京都大学(京大)は8月31日、クェーサーの明るさの時間変動が、天体が発する特定の輝線の強さと関係していることを明らかにしたと発表した。
同成果は、京大大学院 理学研究科の名越俊平大学院生、同・岩室史英准教授らの研究チームによるもの。詳細は、日本天文学会が刊行する欧文学術誌「Publication of the Astronomical Society of Japan」に掲載された。
宇宙の大半の銀河の中心には、太陽質量の数百万倍から数十億倍ほどの(超)大質量ブラックホールがあると考えられている。しかし、大質量ブラックホールが直接誕生したのか、もしくは成長したのか、その形成メカニズムは未解明であり、天文学における重要な問題の1つとなっている。

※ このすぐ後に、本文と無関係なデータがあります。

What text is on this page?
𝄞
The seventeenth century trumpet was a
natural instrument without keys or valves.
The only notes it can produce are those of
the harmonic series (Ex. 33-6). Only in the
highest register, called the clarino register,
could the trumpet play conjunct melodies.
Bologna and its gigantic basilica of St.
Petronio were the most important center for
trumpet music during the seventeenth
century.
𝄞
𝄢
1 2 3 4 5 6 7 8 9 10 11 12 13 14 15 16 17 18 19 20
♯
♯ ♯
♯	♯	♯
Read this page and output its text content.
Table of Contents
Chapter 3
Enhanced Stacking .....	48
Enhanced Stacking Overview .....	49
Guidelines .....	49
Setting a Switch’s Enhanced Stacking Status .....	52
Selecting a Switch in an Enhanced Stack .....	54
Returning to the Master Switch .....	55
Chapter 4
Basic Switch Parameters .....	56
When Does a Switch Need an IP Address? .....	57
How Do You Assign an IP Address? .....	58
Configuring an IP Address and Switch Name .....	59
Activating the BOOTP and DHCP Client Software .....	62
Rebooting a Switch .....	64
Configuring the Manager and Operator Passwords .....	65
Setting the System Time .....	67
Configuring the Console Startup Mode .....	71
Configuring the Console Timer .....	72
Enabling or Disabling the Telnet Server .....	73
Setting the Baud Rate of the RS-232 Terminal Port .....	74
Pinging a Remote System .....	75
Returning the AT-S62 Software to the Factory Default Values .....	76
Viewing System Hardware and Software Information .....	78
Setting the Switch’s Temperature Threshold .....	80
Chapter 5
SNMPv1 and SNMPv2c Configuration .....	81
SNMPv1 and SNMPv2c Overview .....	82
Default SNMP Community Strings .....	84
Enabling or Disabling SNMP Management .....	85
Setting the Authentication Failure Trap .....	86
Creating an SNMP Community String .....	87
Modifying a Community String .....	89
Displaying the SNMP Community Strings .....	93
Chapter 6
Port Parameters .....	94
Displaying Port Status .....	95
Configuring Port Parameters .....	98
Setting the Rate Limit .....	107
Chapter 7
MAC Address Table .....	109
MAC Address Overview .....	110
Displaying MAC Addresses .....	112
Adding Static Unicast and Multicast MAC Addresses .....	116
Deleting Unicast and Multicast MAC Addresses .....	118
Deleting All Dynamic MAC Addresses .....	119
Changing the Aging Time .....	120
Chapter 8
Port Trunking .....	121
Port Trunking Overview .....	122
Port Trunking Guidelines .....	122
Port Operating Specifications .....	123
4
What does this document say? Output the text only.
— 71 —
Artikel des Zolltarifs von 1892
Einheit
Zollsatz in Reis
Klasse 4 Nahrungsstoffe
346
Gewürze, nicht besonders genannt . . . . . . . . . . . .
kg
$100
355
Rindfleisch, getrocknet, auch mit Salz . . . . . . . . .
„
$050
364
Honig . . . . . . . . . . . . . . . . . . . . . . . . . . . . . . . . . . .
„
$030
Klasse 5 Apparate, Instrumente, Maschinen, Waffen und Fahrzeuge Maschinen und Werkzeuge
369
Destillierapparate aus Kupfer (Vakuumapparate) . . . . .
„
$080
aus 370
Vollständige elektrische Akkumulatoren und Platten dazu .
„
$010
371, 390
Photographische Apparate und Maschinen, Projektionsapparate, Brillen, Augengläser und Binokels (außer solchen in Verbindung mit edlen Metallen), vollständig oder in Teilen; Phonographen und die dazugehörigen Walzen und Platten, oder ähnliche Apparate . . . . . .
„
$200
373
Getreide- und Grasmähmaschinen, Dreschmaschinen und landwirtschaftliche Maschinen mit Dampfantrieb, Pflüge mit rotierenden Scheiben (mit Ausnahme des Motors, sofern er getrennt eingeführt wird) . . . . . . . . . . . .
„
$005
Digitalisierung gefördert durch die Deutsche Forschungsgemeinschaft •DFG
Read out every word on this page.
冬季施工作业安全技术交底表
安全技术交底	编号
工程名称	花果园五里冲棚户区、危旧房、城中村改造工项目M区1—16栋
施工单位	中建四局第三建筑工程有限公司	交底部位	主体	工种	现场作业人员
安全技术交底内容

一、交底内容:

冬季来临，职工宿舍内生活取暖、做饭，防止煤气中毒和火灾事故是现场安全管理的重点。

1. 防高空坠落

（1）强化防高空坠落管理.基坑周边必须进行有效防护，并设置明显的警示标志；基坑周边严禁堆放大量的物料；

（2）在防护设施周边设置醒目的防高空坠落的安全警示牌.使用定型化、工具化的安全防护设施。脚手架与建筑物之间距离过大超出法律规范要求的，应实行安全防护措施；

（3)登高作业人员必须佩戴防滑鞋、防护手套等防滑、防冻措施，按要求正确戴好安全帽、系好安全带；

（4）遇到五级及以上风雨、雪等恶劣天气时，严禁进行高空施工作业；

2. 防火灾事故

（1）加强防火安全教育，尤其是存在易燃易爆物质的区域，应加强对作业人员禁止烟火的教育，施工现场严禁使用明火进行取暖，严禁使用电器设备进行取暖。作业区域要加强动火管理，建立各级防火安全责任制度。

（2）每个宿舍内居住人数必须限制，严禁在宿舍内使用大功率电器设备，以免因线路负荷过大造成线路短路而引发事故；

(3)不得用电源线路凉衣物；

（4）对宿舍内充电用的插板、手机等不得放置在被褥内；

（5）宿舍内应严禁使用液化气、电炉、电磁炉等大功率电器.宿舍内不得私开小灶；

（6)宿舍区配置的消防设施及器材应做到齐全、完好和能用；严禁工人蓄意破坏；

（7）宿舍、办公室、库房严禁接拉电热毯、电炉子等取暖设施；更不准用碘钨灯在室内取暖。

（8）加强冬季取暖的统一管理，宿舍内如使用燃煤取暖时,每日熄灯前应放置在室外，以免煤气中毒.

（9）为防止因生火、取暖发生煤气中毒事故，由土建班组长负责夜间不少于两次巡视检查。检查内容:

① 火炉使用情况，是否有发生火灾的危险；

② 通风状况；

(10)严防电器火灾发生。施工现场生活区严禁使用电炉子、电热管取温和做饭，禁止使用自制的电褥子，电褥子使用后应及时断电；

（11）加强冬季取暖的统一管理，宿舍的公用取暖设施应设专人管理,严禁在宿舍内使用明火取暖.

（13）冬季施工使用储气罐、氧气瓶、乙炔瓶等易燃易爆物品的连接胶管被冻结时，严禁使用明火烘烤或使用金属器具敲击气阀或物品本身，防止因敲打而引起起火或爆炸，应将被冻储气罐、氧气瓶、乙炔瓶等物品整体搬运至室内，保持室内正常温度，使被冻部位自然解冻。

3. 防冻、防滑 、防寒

大質量ブラックホールは、周囲のガスを取り込むことで重力エネルギーを光へと変換し、非常に明るく輝いている姿が観測されている。そのような天体は「活動銀河核」と呼ばれ、中でも明るいものはクェーサーと呼ばれている。大質量ブラックホールが今まさに成長している姿といえるので、その性質を調べることは謎に包まれた形成過程を知る上で重要視されている。また、非常に遠方からでも見えることから、宇宙の歴史を知るためにも重要な天体ともされている。
2000年代から始まった大規模観測によるデータが蓄積されてきたことにより、近年になって、クェーサーの可視光での明るさが、数年で1~2等級と大きく変化する現象が数多く発見されるようになってきたという。このことは、明るいときにはより多くの質量を獲得し、暗いときには質量の獲得が穏やかであるという、中心のブラックホールの質量獲得の激しさが短期間でダイナミックに変化することを表しており、大質量ブラックホールの成長の歴史を知る上で重要な現象といえるとする。
そこで研究チームは今回、大規模な明るさの変動の理由を解明するため、クェーサーの明るさの変動とほかの特徴との結びつきを調べることが必要であると考察したという。